In defense of Python assertions
I've gotten into arguments about whether Python asserts should be used. I think that they are great if used correctly.
I use Python’s assert
statements a lot: for debugging, testing, and documenting assumptions. But before I make my case, I'll try to steelman the arguments against them.
The case against assertions
Assertions have two downsides, which are valid. Later, I will explain how my usage of assertions mitigates these downsides:
- they can be disabled if you run python in optimized mode (
python -O
). I've never seen anyone use this flag, but point granted that your code should never rely on them. AssertionError
s are not very informative. This is true, which is why we should only use it in specific circumstances (more below).
The right way to use assertions
Design by Contract (DbC) on data processing code
DbC is about defining specs for your code using:
- Preconditions: conditions that must be true before a function is called.
- Postconditions: conditions that must be true after a function is called.
- Invariants conditions that must be true throughout the execution of a function.
I use assertions to document these expectations. It’s like executable documentation. For example:
def fancy_processing(input_df: pd.DataFrame) -> pd.DataFrame:
# Pre-conditions
assert list(input_df.columns) == sorted(input_df.columns), f"Columns should be sorted: {input_df.columns}"
# ...processing...
# Post-condidtions
assert output_df.columns == input_df.columns, f"Columns should not change: {output_df.columns} != {input_df.columns}"
return output_df
This isn't something you want to go overboard with, and I wouldn't do this in a typical software system since it's too ugly and constrains you. However, I find it useful to really clamp down on admissible inputs and outputs of data processing functions that are stable and need to ensure data integrity over time.
For more robust DbC in Python, check out:
I am aware of the icontract, but I find that it makes code less readable than using @beartype
and assertions.
Debugging
When I am in the thick of coding, assertions are my sanity checks. Unsure of my tensor shapes? Assert it. Unexpected dtypes? Assert it.
Once the code’s working, I’ll prune the less useful asserts. Liberal asserts are useful to constrain the search space of bugs, but you don’t need all of them once the code is more production-ready.
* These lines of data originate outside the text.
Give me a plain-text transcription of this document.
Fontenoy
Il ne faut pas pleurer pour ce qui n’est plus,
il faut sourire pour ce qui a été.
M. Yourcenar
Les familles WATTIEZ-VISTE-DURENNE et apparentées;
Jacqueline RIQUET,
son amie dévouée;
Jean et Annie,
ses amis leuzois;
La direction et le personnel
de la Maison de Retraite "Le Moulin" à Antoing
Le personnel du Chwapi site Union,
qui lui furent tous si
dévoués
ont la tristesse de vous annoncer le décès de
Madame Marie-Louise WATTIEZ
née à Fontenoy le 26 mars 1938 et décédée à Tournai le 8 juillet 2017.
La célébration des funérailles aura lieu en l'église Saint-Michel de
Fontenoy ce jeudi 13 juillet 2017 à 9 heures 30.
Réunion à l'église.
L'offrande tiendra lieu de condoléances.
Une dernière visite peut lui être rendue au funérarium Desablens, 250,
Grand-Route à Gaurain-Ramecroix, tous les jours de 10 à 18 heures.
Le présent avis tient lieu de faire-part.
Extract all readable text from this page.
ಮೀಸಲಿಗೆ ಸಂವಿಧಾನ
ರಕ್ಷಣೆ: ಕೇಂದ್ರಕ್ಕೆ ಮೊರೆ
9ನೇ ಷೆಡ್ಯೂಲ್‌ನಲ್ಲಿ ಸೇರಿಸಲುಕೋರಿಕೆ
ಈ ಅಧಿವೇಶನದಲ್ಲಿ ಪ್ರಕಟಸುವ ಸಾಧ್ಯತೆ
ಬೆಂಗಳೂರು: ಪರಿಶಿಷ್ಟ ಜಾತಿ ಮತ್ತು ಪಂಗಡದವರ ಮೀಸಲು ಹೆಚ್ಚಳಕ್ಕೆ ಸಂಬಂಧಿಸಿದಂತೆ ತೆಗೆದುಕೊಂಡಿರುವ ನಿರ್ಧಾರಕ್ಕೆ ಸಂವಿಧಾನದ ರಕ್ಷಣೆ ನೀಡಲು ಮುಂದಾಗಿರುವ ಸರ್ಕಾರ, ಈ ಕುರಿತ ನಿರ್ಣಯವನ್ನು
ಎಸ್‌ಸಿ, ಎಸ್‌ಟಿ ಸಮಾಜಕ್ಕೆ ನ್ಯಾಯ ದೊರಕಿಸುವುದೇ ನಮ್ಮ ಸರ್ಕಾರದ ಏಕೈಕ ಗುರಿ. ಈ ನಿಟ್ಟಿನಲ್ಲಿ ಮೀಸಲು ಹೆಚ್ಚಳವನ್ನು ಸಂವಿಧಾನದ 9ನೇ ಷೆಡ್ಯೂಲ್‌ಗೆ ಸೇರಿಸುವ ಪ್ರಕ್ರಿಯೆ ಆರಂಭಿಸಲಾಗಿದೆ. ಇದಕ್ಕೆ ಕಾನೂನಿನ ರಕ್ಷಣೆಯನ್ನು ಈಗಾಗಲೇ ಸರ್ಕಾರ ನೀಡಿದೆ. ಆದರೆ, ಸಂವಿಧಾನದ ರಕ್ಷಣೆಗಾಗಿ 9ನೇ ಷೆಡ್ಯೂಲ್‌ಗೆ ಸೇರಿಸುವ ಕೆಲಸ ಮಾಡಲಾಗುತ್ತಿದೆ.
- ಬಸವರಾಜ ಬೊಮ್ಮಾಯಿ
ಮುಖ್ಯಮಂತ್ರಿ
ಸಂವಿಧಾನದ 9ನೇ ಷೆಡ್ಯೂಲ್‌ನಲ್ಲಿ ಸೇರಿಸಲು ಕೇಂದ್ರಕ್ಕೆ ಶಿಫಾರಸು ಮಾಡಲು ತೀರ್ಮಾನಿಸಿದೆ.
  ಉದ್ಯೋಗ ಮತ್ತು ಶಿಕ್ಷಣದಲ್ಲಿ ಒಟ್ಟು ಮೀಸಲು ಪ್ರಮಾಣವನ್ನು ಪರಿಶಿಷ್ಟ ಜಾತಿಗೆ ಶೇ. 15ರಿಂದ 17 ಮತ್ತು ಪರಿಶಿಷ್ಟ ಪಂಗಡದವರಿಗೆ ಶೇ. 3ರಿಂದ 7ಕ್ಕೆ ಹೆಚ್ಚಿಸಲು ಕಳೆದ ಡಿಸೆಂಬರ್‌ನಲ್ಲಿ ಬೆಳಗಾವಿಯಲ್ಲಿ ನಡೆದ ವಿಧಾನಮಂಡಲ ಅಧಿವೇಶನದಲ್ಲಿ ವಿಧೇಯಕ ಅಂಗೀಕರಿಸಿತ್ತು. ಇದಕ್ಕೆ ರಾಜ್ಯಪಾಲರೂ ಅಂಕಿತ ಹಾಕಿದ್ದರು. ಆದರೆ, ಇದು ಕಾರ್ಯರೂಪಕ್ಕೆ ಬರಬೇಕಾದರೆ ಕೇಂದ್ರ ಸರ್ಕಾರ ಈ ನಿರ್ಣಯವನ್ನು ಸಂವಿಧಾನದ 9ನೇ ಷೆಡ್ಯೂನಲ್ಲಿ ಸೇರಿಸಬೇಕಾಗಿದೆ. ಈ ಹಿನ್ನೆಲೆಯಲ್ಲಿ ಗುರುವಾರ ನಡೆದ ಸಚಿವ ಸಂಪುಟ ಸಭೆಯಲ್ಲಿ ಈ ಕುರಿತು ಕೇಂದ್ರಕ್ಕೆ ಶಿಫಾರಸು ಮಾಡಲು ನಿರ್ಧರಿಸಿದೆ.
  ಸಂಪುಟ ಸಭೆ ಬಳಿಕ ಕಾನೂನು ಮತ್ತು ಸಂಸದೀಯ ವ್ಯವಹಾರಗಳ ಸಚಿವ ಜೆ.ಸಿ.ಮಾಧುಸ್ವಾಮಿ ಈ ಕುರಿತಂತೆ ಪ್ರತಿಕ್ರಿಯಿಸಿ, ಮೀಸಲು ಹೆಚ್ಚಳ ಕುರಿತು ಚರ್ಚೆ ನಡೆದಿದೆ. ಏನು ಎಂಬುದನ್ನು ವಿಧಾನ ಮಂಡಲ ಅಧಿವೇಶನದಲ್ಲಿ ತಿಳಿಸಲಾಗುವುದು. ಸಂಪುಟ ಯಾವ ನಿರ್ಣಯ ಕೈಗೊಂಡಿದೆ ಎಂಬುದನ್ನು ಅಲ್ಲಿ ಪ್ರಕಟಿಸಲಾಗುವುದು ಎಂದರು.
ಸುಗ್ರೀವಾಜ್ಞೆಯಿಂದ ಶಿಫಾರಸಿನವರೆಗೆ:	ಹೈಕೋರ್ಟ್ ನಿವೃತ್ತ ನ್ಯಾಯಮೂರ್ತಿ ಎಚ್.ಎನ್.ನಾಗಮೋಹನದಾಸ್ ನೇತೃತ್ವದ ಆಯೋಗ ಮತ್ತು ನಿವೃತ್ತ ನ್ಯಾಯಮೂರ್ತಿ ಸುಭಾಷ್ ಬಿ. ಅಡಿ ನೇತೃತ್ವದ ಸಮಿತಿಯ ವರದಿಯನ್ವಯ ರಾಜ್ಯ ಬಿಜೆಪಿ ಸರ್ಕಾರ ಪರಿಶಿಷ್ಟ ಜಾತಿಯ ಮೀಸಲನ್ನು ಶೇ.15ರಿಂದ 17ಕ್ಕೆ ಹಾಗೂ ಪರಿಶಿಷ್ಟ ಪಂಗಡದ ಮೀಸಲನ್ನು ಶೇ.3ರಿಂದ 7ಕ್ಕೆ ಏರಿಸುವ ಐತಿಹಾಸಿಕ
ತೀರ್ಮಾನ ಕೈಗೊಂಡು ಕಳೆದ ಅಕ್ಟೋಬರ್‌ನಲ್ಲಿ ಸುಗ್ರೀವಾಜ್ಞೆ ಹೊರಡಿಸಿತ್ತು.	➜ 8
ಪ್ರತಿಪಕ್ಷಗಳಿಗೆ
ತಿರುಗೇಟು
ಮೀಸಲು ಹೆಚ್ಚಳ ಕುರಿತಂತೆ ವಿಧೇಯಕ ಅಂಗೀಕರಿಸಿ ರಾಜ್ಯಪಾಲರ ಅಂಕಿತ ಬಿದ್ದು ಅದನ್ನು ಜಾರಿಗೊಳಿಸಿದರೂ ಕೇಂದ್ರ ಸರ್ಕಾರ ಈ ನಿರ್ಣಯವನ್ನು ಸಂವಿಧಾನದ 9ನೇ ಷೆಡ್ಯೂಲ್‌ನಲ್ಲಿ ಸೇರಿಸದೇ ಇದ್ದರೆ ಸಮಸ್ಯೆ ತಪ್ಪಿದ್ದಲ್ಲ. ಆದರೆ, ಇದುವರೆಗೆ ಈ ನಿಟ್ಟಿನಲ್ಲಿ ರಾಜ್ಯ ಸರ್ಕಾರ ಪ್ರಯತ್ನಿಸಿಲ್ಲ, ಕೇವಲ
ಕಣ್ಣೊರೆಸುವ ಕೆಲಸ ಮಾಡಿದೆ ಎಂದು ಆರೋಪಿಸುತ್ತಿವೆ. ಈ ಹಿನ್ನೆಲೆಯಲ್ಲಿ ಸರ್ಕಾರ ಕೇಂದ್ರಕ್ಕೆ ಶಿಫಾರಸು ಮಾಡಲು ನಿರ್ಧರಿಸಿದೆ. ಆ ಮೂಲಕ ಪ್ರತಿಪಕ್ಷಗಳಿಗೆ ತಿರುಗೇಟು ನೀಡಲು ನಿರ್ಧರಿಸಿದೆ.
When NOT to use assertions
- Handling production errors. Assertions should never be used to handle errors which are expected to happen in production. For example, never
try: ... except AssertionError: ...
. Use meaningful exceptions here. - On code that must run.For example, don’t use assertions for sanitizing user input.
- sanity checking GPU tensors. Using operations like
print
,.item()
, andassert
implicitly require a copy to the CPU which is extremely slow.